The Official High Times Cannabis Cookbook
- First edition
- Author: Elise McDonough
- Subject: Cannabis cookbook
- Genre: Nonfiction
- Publisher: Chronicle Books
- Publication date: March 1, 2012
- Publication place: United States
- Pages: 160
- ISBN: 1452101337
- OCLC: 1001883241

= The Official High Times Cannabis Cookbook =

2020 non-fiction book by Doug Fine

The Official High Times Cannabis Cookbook is a cannabis cookbook published in 2012 by Chronicle Books.

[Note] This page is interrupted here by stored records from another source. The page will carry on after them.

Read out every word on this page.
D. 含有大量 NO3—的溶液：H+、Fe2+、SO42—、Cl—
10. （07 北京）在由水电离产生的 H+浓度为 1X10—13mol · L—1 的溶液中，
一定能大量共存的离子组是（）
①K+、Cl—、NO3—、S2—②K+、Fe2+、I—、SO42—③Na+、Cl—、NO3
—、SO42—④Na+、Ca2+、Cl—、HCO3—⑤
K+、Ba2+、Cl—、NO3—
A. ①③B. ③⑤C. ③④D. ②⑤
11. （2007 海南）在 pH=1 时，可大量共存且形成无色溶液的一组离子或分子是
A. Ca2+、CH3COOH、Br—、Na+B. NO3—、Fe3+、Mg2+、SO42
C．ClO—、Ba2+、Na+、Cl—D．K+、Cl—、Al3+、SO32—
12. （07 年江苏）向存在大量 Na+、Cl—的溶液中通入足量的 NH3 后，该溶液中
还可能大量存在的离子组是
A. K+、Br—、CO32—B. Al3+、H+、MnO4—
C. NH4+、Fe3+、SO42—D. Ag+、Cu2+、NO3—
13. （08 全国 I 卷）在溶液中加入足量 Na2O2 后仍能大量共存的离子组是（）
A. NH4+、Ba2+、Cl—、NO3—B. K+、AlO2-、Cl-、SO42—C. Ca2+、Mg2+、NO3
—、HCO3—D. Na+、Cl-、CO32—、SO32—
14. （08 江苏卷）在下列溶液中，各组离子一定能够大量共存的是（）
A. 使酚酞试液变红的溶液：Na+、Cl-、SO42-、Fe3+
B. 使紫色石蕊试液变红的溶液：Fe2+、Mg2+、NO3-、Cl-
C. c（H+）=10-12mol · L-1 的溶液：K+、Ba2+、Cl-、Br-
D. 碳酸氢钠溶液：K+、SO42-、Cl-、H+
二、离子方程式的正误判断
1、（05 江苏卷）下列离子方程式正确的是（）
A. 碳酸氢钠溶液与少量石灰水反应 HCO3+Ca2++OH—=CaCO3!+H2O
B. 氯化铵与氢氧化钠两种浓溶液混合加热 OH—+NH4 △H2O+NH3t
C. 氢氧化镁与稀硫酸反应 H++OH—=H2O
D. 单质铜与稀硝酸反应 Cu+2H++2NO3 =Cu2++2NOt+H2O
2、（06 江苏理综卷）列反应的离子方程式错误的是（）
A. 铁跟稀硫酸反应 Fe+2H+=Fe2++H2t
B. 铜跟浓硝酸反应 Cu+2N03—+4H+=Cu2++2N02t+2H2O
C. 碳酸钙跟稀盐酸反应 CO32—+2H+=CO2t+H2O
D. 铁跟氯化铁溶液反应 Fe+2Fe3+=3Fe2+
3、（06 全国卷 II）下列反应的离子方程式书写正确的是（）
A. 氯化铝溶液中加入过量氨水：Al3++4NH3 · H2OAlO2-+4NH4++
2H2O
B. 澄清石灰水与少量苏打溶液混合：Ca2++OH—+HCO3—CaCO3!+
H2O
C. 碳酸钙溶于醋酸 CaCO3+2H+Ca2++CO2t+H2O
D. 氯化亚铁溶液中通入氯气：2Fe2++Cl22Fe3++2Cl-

The author, Elise McDonough, was art director at High Times magazine and the recipes were published in the magazine's recipe column.

==Critical reception==
Publishers Weekly praised the chapter on holiday cooking with cannabis, saying the THC turkey injected with a "magic marinade" "could mellow out the harshest of family Thanksgivings". LA Weekly said it was "the first pot cookbook we've seen that reads like a modern cookbook". Vice and a Jewish food website noted the THC-infused latkes recipe in the book.

Academic Marion Nestle stated in 2021 at foodpolitics.com that she was surprised to see that there was "an entire cookbook genre" concerning cannabis, of which McDonough's book was her exmplar.